For those who come to the store and do not know anything about olive oil, the first thing to keep in mind is that the highest quality is the extra virgin olive oil, pure olive juice, with excellent flavor and the best nutritional properties. It is used a lot in salads or dishes that lend themselves to appreciating more that flavor. Perhaps the best way to try and get to know it is simply with bread and some salt, which is a very common breakfast in many homes in the Iberian Peninsula.

The next level of quality is the virgin olive oil and finally the refined, which is used more for stir-fries, as it withstands better the high temperatures and has a lower price.

As with grapes, with olives there are also different varieties, with different flavors. And also protected designations of origin, which must use the varieties of that particular area. There are many different flavors of olive oil and it is just a matter of trying and discovering the ones that suit more our tastes. The color is not very relevant in relation to the taste; normally it is greener if less mature olives are used and more yellow with more mature olives, but in both cases the flavor depends more on the variety of olives than on the color of the oil.

One point that is important to mention and that is different from wine is that the olive oil deteriorates over time and, especially, with light. Therefore, it is convenient to buy and consume the olive oil as close as possible to its commercialization date and keep the bottle stored out of the light. It is for this reason that the best brands tend to use dark glass bottles or wrap the bottle with an opaque plastic.

The Oeste region does not have large olive groves but in the neighboring region of Ribatejo it is a very important product and since medieval times there is evidence of Santarem as a major center of production of quality olive oil. Hence, among the six protected designations of origin in Portugal, one is precisely “Azeites de Ribatejo DOP”.

For those who want to try some of the olive oils that are produced in the area, you can start by three brands that have received several international awards and represent very well the excellence within the local producers.

The first recommendation is Cabeço das Nogueiras, from the young company SAOV, created in 2004 but which has already received several awards with its successful combination of technological innovation and traditional flavor.
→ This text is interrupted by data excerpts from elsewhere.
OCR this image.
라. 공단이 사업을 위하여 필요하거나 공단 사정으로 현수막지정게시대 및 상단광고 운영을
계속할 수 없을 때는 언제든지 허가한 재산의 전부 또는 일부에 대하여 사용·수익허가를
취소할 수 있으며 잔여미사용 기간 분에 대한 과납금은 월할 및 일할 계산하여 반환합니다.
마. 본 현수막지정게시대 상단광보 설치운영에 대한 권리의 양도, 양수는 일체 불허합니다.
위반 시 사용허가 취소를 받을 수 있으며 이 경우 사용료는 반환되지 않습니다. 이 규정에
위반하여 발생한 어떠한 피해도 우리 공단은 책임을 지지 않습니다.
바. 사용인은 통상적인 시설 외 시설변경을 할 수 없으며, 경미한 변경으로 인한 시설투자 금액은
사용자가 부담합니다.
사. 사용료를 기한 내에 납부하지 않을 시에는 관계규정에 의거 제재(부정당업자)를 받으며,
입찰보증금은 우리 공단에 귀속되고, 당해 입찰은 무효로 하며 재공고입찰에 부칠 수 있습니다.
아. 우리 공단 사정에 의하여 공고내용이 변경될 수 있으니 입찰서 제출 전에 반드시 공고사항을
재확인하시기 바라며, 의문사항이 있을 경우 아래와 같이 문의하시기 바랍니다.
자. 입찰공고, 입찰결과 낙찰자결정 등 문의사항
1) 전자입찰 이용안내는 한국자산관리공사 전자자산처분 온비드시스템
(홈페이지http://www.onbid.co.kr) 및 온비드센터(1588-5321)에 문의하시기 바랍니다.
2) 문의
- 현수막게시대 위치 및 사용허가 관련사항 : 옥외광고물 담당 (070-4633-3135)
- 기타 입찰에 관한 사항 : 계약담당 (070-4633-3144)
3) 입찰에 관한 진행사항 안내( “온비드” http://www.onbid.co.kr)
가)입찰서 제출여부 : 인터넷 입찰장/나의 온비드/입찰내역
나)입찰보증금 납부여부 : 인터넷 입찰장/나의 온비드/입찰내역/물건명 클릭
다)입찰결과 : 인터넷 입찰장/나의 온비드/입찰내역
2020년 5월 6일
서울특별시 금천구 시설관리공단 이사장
The second would be Casa Anadia, from a company with great olive oil tradition since the seventeenth century that makes a firm commitment to quality rather than quantity. And the third is Colheita das Lezírias, one of the premium options of the house Gallo, which is one of the most important olive oil companies in Portugal and has its headquarters in the city of Abrantes, next to the river Tajo.

The first one can be found for about 9 euros a bottle of 500 cc, exclusively in specialized olive oil stores and gourmet stores. The second one can be found in Continente, for about 7 euros a bottle of 500 cc. And the third one is the most mainstream and can be bought for about 6 euros a bottle of 750 cc.  

But, returning to the similarities with wine, there are excellent extra virgin oils for very affordable prices, from 5-6 euros per liter, and our recommendation is that each person tries different options and varieties and finds the ones that best suit their tastes. There is a world of flavors to discover.

And you? Do you have any olive oil that you especially like? Any recommendations for our community?